Comme l’écrivait Issy Sampson dans le Guardian, «le concept était biaisé d’avance: qu’arrive-t-il à une série appelée Prison Break une fois qu’ils se sont échappés de la prison? Ils vont dans une autre prison, bien sûr, dans laquelle ils doivent rentrer… puis sortir. Et probablement rentrer à nouveau. Et cætera.» D’une série sur une évasion de prison, un trope bien connu qui était ingénieusement détourné dans la première saison, les personnes chargées de la création avait fini par faire une série un peu absconse où se mêlaient conspiration, agents doubles et sociétés tentaculaires secrètes avec des personnages qui pouvaient ressusciter sans qu’on comprenne vraiment comment.
«Jumping the shark» ou l'agonie des fins de série
Au moins, sur le même thème, la récente série Escape at Dannemora avait eu la décence de s’arrêter à une seule et unique saison de sept épisodes. Évidemment, étant fondée sur une histoire vraie, la série de Ben Stiller évitait plus facilement la tentation des résurrections et autres théories du complot. Mais elle avait le mérite de montrer que toutes les histoires ne méritaient pas de devenir des bouteilles sans fond, qu’il y avait de la beauté dans la synthèse, dans la brièveté et, qu’elles le soient volontairement ou non, dans les séries à saison unique.
De Buffy contre les vampires à Dexter, de True Blood à The Office en passant par X-Files, Urgences ou Friends, combien de grandes séries n’avaient pas été épargnés par ces épisodes ou saisons de trop, par ces fins souvent ressenties comme le coup de grâce qu’on inflige à un animal malade et en souffrance? Le phénomène était si banal qu’il portait même un nom: jumping the shark («sauter le requin»), une expression née après un fatidique épisode de la cinquième saison d’Happy Days quand, en 1977, Fonzie sautait par-dessus un requin en faisant du ski nautique.
«Le truc qui m’effrayait plus que tout était l’idée de tourner au-delà de la date d’expiration de la série et d’entendre des gens me dire qu’elle avait l’habitude d’être bonne mais qu’elle avait sérieusement baissé en qualité et avait atteint son apogée il y a bien, bien longtemps.
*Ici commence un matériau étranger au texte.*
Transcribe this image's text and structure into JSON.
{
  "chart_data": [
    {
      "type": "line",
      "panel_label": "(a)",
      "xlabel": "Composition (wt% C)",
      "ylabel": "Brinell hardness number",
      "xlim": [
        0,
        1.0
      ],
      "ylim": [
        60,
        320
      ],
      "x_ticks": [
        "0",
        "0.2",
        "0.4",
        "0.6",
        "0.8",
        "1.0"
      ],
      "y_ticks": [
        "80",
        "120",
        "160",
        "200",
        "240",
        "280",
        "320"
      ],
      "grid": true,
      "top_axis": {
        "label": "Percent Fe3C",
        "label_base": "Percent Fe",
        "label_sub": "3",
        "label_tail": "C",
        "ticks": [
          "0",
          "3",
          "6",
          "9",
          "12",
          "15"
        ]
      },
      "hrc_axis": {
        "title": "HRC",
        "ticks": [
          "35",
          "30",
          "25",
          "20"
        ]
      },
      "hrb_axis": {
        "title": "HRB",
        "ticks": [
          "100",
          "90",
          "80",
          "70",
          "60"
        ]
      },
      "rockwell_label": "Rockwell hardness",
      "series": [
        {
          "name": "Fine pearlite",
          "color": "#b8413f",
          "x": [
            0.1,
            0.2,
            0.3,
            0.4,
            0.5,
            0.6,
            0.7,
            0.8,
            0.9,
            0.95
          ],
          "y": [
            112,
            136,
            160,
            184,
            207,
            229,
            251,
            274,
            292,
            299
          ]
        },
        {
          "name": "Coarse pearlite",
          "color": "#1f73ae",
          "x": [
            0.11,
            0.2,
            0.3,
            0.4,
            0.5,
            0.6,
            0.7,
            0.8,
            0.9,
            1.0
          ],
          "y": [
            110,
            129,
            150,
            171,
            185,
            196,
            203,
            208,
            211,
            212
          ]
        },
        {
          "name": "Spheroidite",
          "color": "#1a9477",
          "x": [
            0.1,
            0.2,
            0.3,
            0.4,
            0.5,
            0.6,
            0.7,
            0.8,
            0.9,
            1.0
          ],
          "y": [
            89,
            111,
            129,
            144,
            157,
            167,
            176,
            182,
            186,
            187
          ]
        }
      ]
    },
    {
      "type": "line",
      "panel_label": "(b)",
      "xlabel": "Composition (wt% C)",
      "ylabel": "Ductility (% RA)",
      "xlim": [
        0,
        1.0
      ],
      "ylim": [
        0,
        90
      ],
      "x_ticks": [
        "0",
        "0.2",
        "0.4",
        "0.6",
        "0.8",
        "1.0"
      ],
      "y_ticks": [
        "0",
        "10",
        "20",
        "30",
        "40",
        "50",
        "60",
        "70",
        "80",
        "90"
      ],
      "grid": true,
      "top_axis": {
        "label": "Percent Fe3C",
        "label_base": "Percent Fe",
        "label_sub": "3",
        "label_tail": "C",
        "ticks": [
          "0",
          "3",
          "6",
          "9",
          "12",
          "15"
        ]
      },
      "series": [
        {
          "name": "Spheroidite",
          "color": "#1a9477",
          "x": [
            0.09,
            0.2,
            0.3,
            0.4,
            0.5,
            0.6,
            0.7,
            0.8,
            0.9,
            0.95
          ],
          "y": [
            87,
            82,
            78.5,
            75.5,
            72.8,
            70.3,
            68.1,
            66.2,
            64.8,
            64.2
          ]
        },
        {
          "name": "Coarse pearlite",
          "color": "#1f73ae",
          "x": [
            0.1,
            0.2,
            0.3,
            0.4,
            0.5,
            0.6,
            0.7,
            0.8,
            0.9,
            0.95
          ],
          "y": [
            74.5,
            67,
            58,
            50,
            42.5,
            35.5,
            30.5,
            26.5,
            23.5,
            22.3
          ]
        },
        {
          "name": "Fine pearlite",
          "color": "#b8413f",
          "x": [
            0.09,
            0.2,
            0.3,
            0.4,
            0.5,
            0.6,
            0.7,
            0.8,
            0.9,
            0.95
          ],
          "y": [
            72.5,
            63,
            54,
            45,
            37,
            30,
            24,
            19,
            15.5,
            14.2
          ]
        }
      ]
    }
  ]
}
Cela aurait été la pire chose pour moi», expliquait par exemple Vince Gilligan, le créateur de Breaking Bad, à Entertainment Weekly.
Depuis «Lost», l'ère des histoires sans fin
C’était ce triste constat qui rendait si belles ces séries qui avaient, en quelque sorte, eu la chance de périr après une seule et unique saison. Freaks & Geeks, Angela 15 ans ou plus récemment The Get Down n’avaient peut-être pas été au bout de ce qu’elles auraient pu devenir mais elles n’avaient pas non plus eu le temps de s’user au contact de financiers voulant toujours plus alimenter la machine à merchandising et à rediffusions. Comme des rockstars parties trop tôt, elles étaient restées dans leur cocon, éternellement jeunes et éternellement géniales.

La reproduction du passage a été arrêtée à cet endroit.